An intriguing part of Spirit‘s run to the title in DreamHack Open January was their handling of a six-man roster, which saw Patsi play multiple maps, replacing different players. The Russian team played with five different lineups throughout the group stage, swapping out every member besides Nikolay “⁠mir⁠” Bityukov.

“For DreamHack and practice before it, I just tried different combinations, sometimes contrary to players’ opinions,” Certus explained. But as the tournament progressed, the coach stopped tinkering with the roster: Patsi played just one map tin the playoffs, the 16-14 Inferno loss to BIG, in which he mustered only nine kills and a 0.64 rating. chopper admitted that their focus moving forward will be on playing as a five-man roster with a substitute player, rather than an active six-man lineup.

“The roster composition will most likely be 5+1 moving forward instead of 6,” the in-game leader said. “Patsi is still in the testing phase, and as he gets more experience we will evaluate where and when to slot him in”. The main reason for that isn’t Patsi‘s poor performance in the DreamHack tournament (0.82 rating from five maps), but rather Valve’s ruleset for Regional Major Ranking (RMR) events, which incurs penalties for every player swap.

“If all tournament organisers have the same clear rules about six-man rosters, we will move towards fully embracing it, but recently, Valve regrettably took a stance that destroys this approach,” Certus says. ” I don’t see how we can play some tournaments with five players and others with six. I haven’t decided yet, but most likely Patsi will be a substitute player in case of emergency.”

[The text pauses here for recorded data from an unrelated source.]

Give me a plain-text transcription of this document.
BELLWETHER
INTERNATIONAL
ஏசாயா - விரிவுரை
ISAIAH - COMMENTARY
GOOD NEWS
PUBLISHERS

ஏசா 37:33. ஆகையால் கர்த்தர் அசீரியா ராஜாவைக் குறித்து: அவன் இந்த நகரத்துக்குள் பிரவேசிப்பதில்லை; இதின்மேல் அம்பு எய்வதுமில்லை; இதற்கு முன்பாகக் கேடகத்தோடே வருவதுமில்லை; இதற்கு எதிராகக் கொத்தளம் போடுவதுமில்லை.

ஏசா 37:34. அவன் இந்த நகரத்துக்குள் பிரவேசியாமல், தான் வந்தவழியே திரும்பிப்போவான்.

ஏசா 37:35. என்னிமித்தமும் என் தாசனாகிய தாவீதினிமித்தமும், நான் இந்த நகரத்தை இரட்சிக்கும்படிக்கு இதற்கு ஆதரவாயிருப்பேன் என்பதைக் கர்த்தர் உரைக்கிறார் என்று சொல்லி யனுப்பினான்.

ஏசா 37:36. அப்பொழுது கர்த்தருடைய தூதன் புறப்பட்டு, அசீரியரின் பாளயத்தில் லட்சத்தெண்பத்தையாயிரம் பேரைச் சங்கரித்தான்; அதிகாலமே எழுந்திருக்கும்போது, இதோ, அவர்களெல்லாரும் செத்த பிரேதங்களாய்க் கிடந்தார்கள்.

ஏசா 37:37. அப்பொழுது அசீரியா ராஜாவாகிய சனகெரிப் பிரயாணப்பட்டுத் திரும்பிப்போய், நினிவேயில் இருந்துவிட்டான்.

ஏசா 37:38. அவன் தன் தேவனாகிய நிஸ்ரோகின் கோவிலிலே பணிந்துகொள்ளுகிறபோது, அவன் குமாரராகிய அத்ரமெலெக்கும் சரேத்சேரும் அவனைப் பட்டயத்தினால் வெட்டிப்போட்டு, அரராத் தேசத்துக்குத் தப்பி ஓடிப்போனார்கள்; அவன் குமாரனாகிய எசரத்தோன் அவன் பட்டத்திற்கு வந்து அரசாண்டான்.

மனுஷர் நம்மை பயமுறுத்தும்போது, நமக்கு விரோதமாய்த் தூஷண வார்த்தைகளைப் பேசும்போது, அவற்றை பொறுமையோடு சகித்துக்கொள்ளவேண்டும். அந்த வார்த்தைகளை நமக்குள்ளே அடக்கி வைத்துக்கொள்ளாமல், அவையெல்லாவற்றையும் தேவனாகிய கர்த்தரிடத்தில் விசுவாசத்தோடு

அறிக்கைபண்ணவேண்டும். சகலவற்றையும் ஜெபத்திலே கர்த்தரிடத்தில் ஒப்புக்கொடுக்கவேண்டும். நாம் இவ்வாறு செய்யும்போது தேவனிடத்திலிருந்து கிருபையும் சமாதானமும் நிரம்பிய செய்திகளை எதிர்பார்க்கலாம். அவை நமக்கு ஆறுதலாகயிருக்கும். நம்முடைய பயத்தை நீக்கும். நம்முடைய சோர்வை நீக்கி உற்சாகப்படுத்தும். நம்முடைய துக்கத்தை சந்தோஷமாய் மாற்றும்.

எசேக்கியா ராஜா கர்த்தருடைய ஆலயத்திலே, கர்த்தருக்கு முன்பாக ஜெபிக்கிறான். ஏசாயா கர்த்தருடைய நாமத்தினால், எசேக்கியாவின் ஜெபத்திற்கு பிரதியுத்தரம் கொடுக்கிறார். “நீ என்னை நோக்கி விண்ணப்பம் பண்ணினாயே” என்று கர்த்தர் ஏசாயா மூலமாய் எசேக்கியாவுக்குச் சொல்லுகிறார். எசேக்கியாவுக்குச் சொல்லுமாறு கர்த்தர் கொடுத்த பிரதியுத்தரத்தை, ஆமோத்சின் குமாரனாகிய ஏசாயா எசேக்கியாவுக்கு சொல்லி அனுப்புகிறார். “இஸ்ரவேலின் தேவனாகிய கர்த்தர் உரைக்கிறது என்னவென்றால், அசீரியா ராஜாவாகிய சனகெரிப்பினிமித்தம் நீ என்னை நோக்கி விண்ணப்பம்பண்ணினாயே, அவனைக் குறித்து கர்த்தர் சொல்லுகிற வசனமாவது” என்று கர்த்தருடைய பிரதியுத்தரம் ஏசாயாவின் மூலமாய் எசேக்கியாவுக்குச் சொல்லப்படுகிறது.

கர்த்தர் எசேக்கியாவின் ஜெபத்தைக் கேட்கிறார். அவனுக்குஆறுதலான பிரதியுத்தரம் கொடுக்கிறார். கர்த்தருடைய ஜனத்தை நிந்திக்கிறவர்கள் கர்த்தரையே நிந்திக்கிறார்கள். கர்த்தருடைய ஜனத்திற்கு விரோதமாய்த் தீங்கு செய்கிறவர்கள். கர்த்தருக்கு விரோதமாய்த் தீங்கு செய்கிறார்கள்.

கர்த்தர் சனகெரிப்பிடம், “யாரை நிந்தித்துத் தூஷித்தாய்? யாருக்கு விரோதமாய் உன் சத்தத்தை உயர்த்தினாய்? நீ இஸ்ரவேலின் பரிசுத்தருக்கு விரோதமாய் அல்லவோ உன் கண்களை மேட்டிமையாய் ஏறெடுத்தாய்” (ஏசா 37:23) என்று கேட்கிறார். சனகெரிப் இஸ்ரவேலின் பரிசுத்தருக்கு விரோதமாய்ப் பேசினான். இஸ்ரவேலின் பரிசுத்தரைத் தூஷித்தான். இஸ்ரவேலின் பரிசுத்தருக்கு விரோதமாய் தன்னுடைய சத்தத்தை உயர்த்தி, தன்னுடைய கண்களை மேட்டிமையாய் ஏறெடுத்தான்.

mir was Spirit’s best performer in 2020, averaging a 1.22 rating

With mir having reclaimed the form that he had as the star of CIS upset kings Vega Squadron, and with the addition of rising talent degster as a potent AWPer, Spirit have secured two of the region’s hottest prospects. The two players averaged a 1.27 and 1.29 rating in DreamHack Open January, proving crucial to Spirit‘s success in the tournament. But while praise is thrown their way, especially towards the new signing, who has already been labelled the squad’s best player by some, Certus plays down the hype and enforces a team-first view.

“We consider every player to be the best,” the coach said. “Stats can be deceiving – the player who has the best stats is not always the one with the highest impact. degster will give us more aggression, which is something I feel we lacked before. Abdul is a great asset, but he can play much better than he’s playing now. We will work on that.”

Spirit peaked at No.13 in the world rankings last year, and obviously have more to give now. What do they aim to accomplish in 2021? chopper‘s answer is simple: “Our team has the highest goals, we aim to break into the top 10 and stay there, to participate in every tier-one tournament while we gradually improve our team play and become a more stable team internationally.”

Their next challenge is the IEM Katowice Play-in, in which they will begin their campaign with a clash against Cloud9. “Our goal is to show what we prepared in practice, and to play at 100% – but we’re still a new team and qualifying is not a do-or-die situation for us,” chopper added. “Personally, I don’t think about the consequences of qualifying or missing out on the main tournament – I just think about our next game.”